ANSWER TO BE TABLED ON TUESDAY 9th DECEMBER 2014

Question

Will the Minister:

  1. provide an update on what steps, if any, he will take during his term of office to achieve zero mercury emissions at the crematorium;
  2. outline when and whether Jersey is likely to adopt Promession technology in respect of burials;
  3. advise what progress is being made with Ministerial colleagues to bring forward a new burial law?

Answer

  1. An order is already placed with an independent specialist company in the United Kingdom to carry out emissions monitoring, specifically for mercury, at the Crematorium. The timing of this monitoring is dependant on there being sufficient throughput.

This situation is likely to occur in early January, but is not something over which I have any influence.

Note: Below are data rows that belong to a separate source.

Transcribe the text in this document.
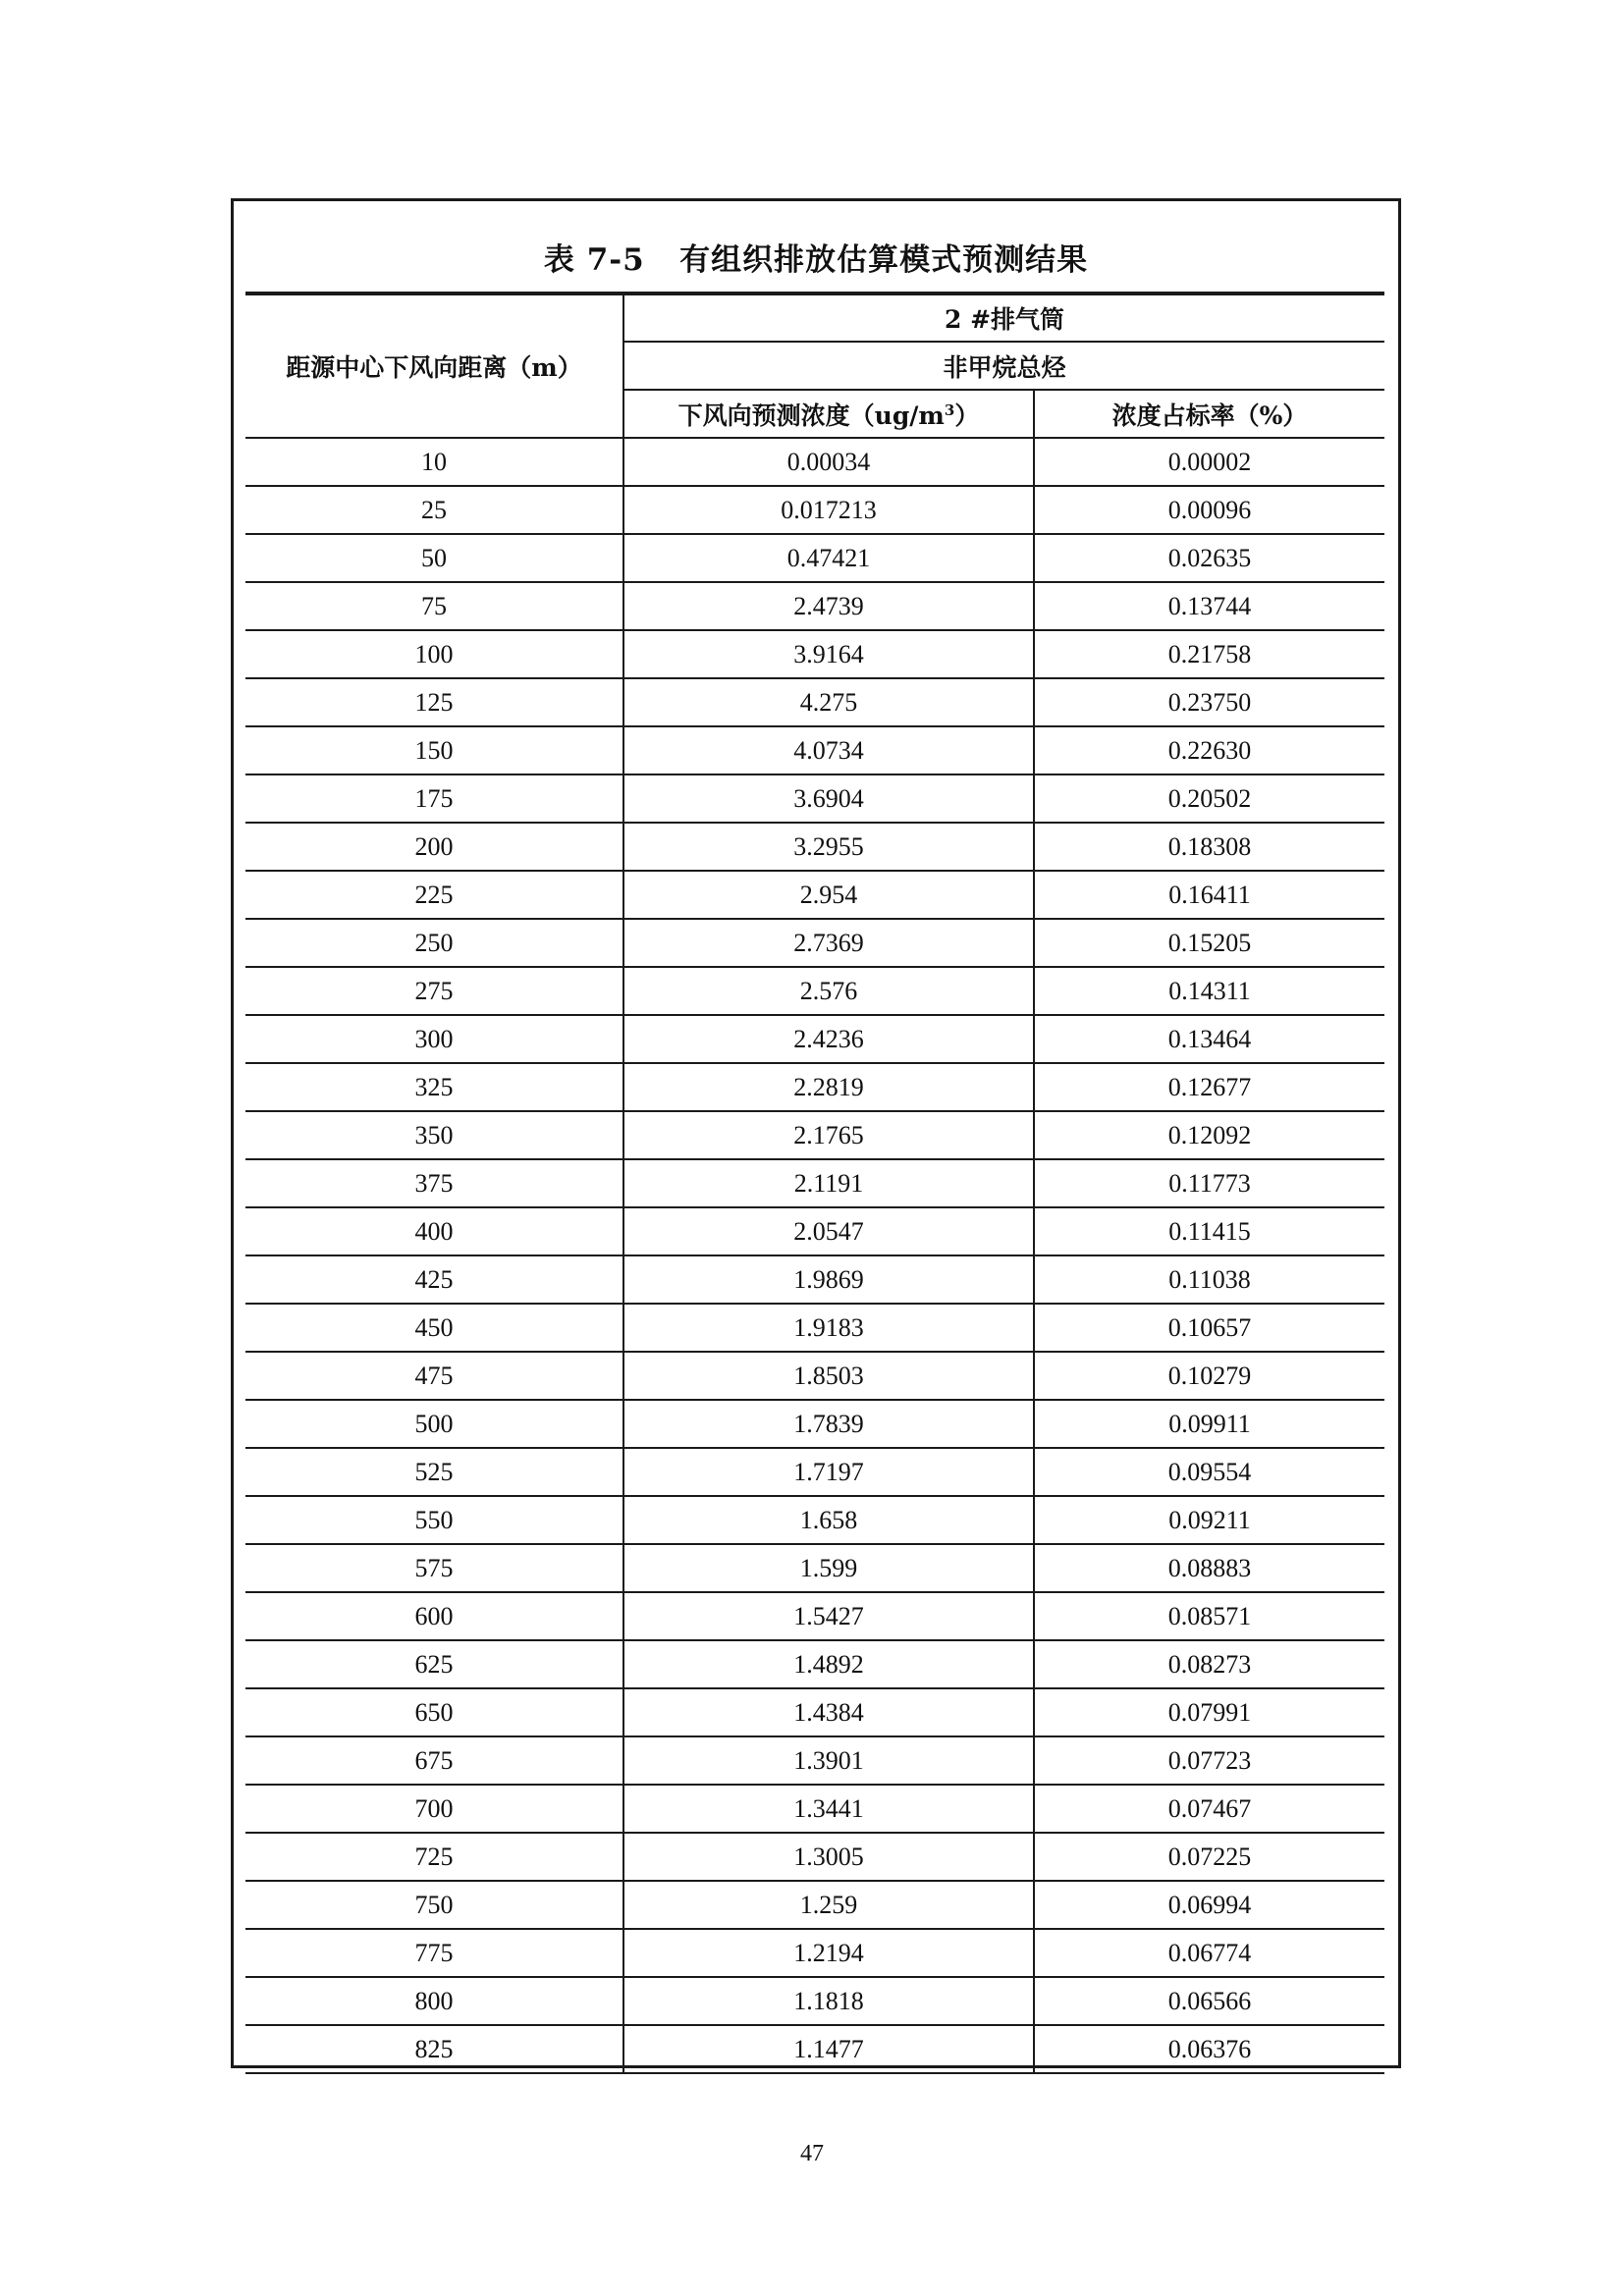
表 7-5   有组织排放估算模式预测结果
距源中心下风向距离（m）	2 #排气筒	
	非甲烷总烃	
	下风向预测浓度$(ug/m^3)$	浓度占标率（%）
10	0.00034	0.00002
25	0.017213	0.00096
50	0.47421	0.02635
75	2.4739	0.13744
100	3.9164	0.21758
125	4.275	0.23750
150	4.0734	0.22630
175	3.6904	0.20502
200	3.2955	0.18308
225	2.954	0.16411
250	2.7369	0.15205
275	2.576	0.14311
300	2.4236	0.13464
325	2.2819	0.12677
350	2.1765	0.12092
375	2.1191	0.11773
400	2.0547	0.11415
425	1.9869	0.11038
450	1.9183	0.10657
475	1.8503	0.10279
500	1.7839	0.09911
525	1.7197	0.09554
550	1.658	0.09211
575	1.599	0.08883
600	1.5427	0.08571
625	1.4892	0.08273
650	1.4384	0.07991
675	1.3901	0.07723
700	1.3441	0.07467
725	1.3005	0.07225
750	1.259	0.06994
775	1.2194	0.06774
800	1.1818	0.06566
825	1.1477	0.06376
47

These measurements will give us a baseline from which to work, and on which to base our plans for the future.

  1. HSSD is working with dentists to encourage use of alternative materials for use in dental work and a higher uptake of these products has been noted. Work continues in this area to encourage reduced inputs from dental amalgam. This will see a natural reduction in mercury emissions from the crematorium as practices change
  2. Promession technology remains unproven in a working crematorium setting, and is but one of several technologies developed, or being developed, to apply advanced techniques to the disposal of the dead.

Officers are kept updated on its development. Until these technologies are proven in use, it is too early to say when, or indeed if, they will come to Jersey.

  1. Officers are working on the legislation which deals with disposal of the dead. Regulations will be brought forward to bring into use the Burials Law 2004, as amended in 2008, which was enacted but never brought into use.

The Cremation (Jersey) Law 1953 will be brought up to date and future proofed to allow the introduction of new technologies and new arrangements for operation of crematoria should the States so decide.

It is this Law, suitably amended, which could allow for technology such as Promession to be used on Jersey, if it were determined by the States as the most appropriate and viable way forward.